Seeking Recommendations for Vasodilators Effective in Treating ME/CFS

[Dude]

Hello friends,

After I take a hot shower or visit a sauna, I tend to feel significantly better for about 20 minutes. Symptoms like pain, headaches and a flu-like feeling almost completely disappear. Is anyone else experiencing this?
I know many people with ME/CFS have issues with heat.

I suspect that I might have a problem with my blood vessels, which expand in heat, potentially improving blood flow. Has anyone had positive experiences with vasodilators? I have an appointment with my GP next week and I'm considering suggesting a medication for trial. Nimodipine has come up in my preliminary search and I intend to try it out. Does anyone else know of medications that could be beneficial? Ideally, ones supported by studies, even if they're related to long Covid. My doctor isn't very open to experimentation, so I usually need a study to persuade him.

Thanks in advance

 

[BrightCandle]

When I was very severe showers were terrible for me but I think it was due to the exertion. I had more luck with baths where I just laid there in magnesium salts. However when I am improved on the severe or moderate/severe boundary showers have always made me feel a little better for 20 minutes or so. The problem is its still an exertion so I need to rest afterwards and that will be largely it for the day.

I have done various supplement ends of vasodilators and vasoconstrictors and constriction seems to help whereas dilation makes me feel worse. Its definitely worth a try to see if any improvement occurs, my guess is the heat of showers improvement is not vasodilation but something else, maybe the sinus clearing effect of the water mist.

 

[Hip]

Does anyone else know of medications that could be beneficial?
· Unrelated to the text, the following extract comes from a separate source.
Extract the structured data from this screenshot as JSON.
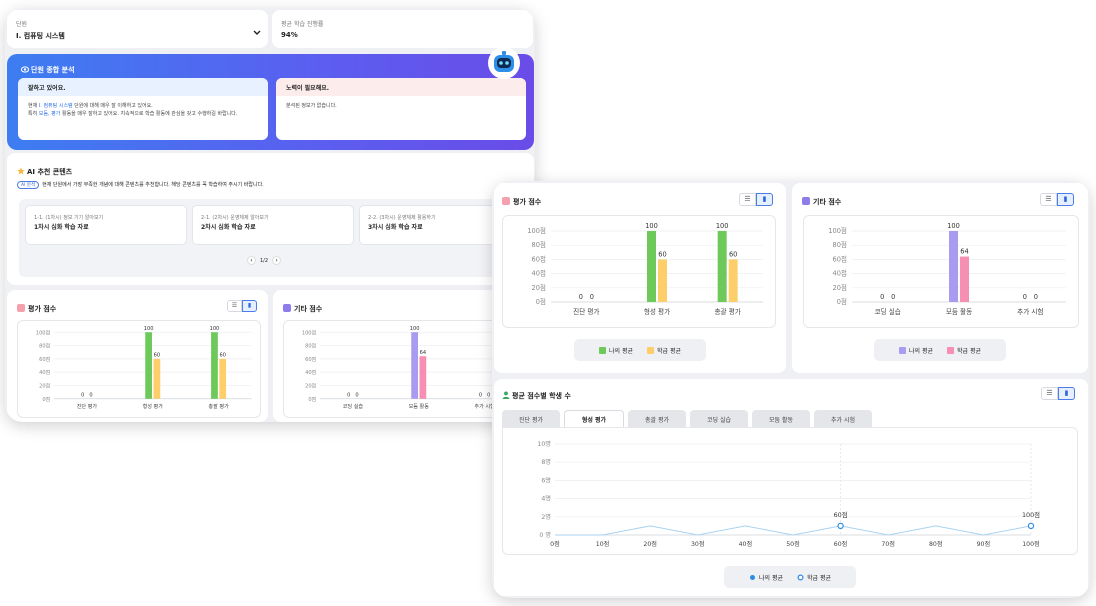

ME/CFS is known to have diminished blood flow to the brain, so if you want cerebral vasodilators which increase blood flow though the brain microcirculation, then there are several supplements which are demonstrated to help:

Brain Blood Vessel Vasodilators:

• Vinpocetine increases cerebral microcirculation. 1
• Ginkgo biloba increases microcirculation 1 and increases brain blood flow. 1
• Huperzine A increases brain blood flow. 1
• Bacopa monnieri increases brain blood flow. 1
• Korean ginseng is a microcirculation vasodilator. 1

Nimodipine is a cerebral vasodilator through a calcium channel blocker mechanism; but a gentler over-the-counter calcium channel blocker and antihistamine is cinnarizine, which one ME/CFS patient found moved her from moderate to near remission.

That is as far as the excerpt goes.